Pioneer Cooking

Since cabins were simply one room structures, the kitchen was located outside with an open fire pit. All of the cooking was over the fire. Water had to be heated on the fire for washing dishes, cooking, doing laundry and bathing. The water was hauled from nearby creeks or from a well. The fire pit was used as the oven and stove. The stove part of the fire pit consisted of a metal rod from which pioneers could hang “S” hooks and could then cook their food in Dutch ovens hung from these hooks. Pioneer Dutch ovens were very similar to Dutch ovens we use today. The oven part of the fire pit was the hot coals from the fire banked at the back of the fire pit.
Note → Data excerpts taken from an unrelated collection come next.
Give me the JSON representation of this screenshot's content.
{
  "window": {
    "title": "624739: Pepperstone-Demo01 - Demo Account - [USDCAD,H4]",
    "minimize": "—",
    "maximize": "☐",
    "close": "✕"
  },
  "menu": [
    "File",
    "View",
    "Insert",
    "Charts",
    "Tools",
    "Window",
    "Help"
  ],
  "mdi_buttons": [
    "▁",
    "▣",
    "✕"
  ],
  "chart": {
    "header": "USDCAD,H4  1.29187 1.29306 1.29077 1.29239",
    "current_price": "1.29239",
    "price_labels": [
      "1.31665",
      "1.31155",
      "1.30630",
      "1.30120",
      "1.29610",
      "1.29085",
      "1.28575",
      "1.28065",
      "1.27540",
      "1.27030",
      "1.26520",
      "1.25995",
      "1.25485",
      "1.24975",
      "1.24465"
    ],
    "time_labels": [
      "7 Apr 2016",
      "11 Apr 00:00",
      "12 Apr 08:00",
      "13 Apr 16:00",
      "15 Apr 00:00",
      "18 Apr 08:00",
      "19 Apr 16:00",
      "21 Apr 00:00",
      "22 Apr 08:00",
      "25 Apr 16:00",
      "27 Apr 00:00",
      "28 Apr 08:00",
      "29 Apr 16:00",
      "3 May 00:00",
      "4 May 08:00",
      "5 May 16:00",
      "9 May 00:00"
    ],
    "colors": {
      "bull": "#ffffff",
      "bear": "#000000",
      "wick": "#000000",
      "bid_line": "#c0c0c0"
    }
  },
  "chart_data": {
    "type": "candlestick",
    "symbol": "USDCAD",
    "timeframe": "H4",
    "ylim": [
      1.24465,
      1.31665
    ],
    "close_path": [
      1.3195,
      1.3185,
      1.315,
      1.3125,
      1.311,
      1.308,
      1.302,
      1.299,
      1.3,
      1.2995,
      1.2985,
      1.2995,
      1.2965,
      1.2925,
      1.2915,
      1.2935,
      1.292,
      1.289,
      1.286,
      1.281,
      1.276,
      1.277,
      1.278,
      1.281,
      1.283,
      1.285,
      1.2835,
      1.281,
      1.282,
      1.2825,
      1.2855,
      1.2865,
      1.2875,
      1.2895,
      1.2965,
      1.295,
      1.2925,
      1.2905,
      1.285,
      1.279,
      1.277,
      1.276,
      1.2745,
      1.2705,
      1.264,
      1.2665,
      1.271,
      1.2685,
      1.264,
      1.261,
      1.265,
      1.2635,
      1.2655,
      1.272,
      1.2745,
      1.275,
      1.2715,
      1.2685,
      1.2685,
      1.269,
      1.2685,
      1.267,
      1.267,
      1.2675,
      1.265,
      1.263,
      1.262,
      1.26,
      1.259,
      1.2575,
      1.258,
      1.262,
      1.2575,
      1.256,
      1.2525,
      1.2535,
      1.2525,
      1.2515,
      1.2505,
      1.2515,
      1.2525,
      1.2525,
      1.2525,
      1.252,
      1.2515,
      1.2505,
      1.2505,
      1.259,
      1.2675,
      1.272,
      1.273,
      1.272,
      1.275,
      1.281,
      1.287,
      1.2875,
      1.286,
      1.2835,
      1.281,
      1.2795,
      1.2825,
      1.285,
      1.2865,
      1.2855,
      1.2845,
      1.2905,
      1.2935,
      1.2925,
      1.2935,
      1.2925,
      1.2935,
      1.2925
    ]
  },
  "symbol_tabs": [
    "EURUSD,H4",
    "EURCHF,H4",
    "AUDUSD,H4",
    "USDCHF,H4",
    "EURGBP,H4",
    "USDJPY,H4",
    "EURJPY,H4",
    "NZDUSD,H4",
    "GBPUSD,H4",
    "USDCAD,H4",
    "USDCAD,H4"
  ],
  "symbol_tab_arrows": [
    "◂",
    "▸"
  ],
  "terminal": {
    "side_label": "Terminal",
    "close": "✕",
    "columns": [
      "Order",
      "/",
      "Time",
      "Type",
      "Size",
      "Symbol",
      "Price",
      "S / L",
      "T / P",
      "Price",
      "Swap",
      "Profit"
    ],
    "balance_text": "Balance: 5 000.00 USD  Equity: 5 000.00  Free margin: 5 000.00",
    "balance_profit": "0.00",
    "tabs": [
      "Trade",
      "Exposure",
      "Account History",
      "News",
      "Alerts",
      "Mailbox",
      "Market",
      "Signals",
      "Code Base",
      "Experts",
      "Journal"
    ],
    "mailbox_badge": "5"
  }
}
The fire was dangerous for pioneer women because their long dresses could easily catch on fire as the worked around the fire pit. Women had practice and used great caution when cooking over the open fire, but being burned was a common injury and a common cause of death for women. Children were also in great danger around the fire because they often did not understand. Since all small children wore dresses, their mother could place a heavy rock on the dress of the child and keep them in one place, out of harm’s way.
Pioneers used a kitchen box to store many items needed for cooking. Utensils, plates, cookbooks, ingredients, hot pads, etc, were stored in these boxes. While crossing the planes, these boxes were fastened onto the side of the wagons where they could be quickly unlatched for meal preparation. Once settled, the box could be kept outside, keeping important cooking essentials out of the elements, but available to use in the outdoor kitchen. A shelter was often built outside to use as a preparation area near the fire. Many times, pioneer families would use the canvas from the wagon to cover the roof or wall of an outdoor kitchen.
Pioneer families were self-sufficient and the tasks they had to perform were very labor intensive. Planting and harvesting crops was the main task of the pioneer men and boys. They also had to build shelter for their families and animals. Animals were valuable to a pioneer family and men were responsible for their care. It was essential to provide for goats, cows, horses, sheep, and other animals because the animals provided pioneers with food, horsepower, and their livelihood.
All the ingredients used for cooking had to be made or grown. Each farm had their own milk cow or goat, so they could have milk for drinking and cooking and for butter and cheese.
Pioneers either grew or bartered for their food, and sometimes, some ingredients were harder to come by. Sugar, as we know it, was quite expensive and sugar cane was not grown in
Northern Utah, so the pioneers used sorghum to make molasses to sweeten foods. Starting around 1890, sugar was extracted from sugar beets, but until then, sorghum molasses was most commonly used. Sorghum molasses was made by pressing the juices out of the sorghum stalks and then boiling it down. There is a sorghum press in the pasture behind the Martin Ford Ox Barn. Sugar cane was saved for special occasions and holidays.
Because pioneers did not have technology like refrigerators that would keep their food from spoiling, they had to find other ways to preserve food. They would smoke and dry their meat, like beef jerky; they could brine it, (a salt bath,) like ham; and they could also pickle it with vinegar, like pickles. Pioneers could dry their fruits and vegetables, like apples and berries, and they could keep them stored in a cool, dark place. All these different things were ways to make the food last as long as possible.
Every family made their own soap, candles, yarn, and a number of other items that were necessary to a pioneer family. These tasks generally fell to the women and were necessary to maintain their household. Women had to cook meals, maintain the food storages, shear their own sheep for wool which could be spun into yarn and made into cloth; and also make, wash, and mend clothing for their families. They had to clean and maintain the cabin, make rugs, soap and candles, and care for the garden and small animals, like chickens.